Sunrise Carleton, Carleton’s chapter of the Sunrise Movement, is one of the main planners of the event. The organization also coordinated with groups at other institutions, such as St. Olaf’s Climate Justice Collective and the Northfield High School Environmental Club. 

“The event has two purposes,” said Sunrise Carleton’s Press Liaison Myles Fisher ’25. “First, to show support for the other strikes and protests around the country that are calling for an end to Line 3. And secondly, to call on Carleton’s Board of Trustees to divest.” 

Fisher noted the timeliness of the strike, which will occur as the Board of Trustees convene this afternoon in the Weitz Center. 

“Now is the perfect time to spread the word around the Northfield community and get the board to understand that students of Carleton demand they make their investments accessible [to understand] and morally in line with the College’s values,” Fisher added. 

The two official lists of demands—one composed of general demands that apply to national politics and another that is Carleton-specific—can be found on Sunrise Carleton’s Instagram page. 

Divest Carleton—a group of alumni, faculty and students advocating for the divestment of Carleton’s endowment from fossil fuels—has also played a central role in consolidating support. For example, the group went door-knocking in dorms last Wednesday to gather signatures for a petition for the cause, which calls on the College to “immediately freeze any new investment in fossil-fuel companies” and “divest within five years from direct ownership and from any commingled funds that include fossil-fuel public equities and corporate bonds.”

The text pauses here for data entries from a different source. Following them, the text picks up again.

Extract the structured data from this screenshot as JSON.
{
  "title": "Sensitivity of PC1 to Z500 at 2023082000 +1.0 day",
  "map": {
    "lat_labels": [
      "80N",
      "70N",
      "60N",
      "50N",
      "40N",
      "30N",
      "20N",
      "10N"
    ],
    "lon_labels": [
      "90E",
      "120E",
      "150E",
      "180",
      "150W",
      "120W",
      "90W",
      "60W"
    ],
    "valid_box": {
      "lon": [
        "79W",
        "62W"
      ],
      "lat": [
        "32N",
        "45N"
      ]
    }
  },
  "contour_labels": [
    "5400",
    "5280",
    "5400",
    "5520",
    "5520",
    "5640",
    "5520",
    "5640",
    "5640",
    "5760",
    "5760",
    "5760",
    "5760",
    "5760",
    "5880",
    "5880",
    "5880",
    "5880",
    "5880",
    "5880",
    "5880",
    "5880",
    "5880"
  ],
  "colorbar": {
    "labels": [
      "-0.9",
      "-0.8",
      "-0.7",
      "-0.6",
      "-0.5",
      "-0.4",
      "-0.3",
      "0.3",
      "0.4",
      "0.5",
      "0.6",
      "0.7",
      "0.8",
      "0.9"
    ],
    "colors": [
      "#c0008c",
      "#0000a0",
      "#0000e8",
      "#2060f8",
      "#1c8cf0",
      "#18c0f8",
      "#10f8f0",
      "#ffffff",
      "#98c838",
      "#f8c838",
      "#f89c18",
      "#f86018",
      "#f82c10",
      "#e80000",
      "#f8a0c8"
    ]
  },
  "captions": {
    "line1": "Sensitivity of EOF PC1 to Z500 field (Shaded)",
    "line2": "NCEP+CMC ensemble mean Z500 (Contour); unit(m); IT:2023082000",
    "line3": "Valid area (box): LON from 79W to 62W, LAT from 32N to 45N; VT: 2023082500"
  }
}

Maya Stovall ’23, a representative for Divest Carleton, commented on the urgency of the issues at stake. “Some of us [Carleton students] lived on the construction frontlines and watched firsthand as Enbridge cut down trees, tore apart the earth, drilled under the rivers to put pipes in the ground that are destined to spill and poison the water and wild rice… The catastrophe is now and we have to stop it,” said Stovall. 

“Here at school, Carleton has a responsibility to look out for future generations, and that means not investing hundreds of millions in bankrolling destructive industries.”

Both Fisher and Stovall emphasized the importance of protest as a tool for influencing change on local and national levels alike.

 “I think it is important for the students of Carleton to recognise that their involvement matters. It’s easy for our generation to get caught up in pessimism and believe that the leadership of the college, state, nation or international affairs do not listen to us when we protest, but I don’t think that is the case,” Fisher said. “The more people who are directly involved, the more they will have to listen to us. That applies to all levels of politics, not just here at Carleton.” 

Stovall referenced other student protests in the country. “Right now, there are youth climate hunger strikers outside the White House in Washington D.C. demanding our government take the crisis seriously. These brave comrades are starving themselves to prevent future [starvation], food shortages and the destruction of the world we love.”

After the climate strike, students are also able to continue their support by taking part in further events hosted by Sunrise Carleton and Divest Carleton. Students can also directly get involved with the organizations themselves. Sunrise Carleton’s meetings are typically hosted in Leighton 236 on Tuesdays at 8:00 p.m, whereas Divest Carleton’s meetings are usually located in Leighton 304 on Sundays at 8:00 p.m.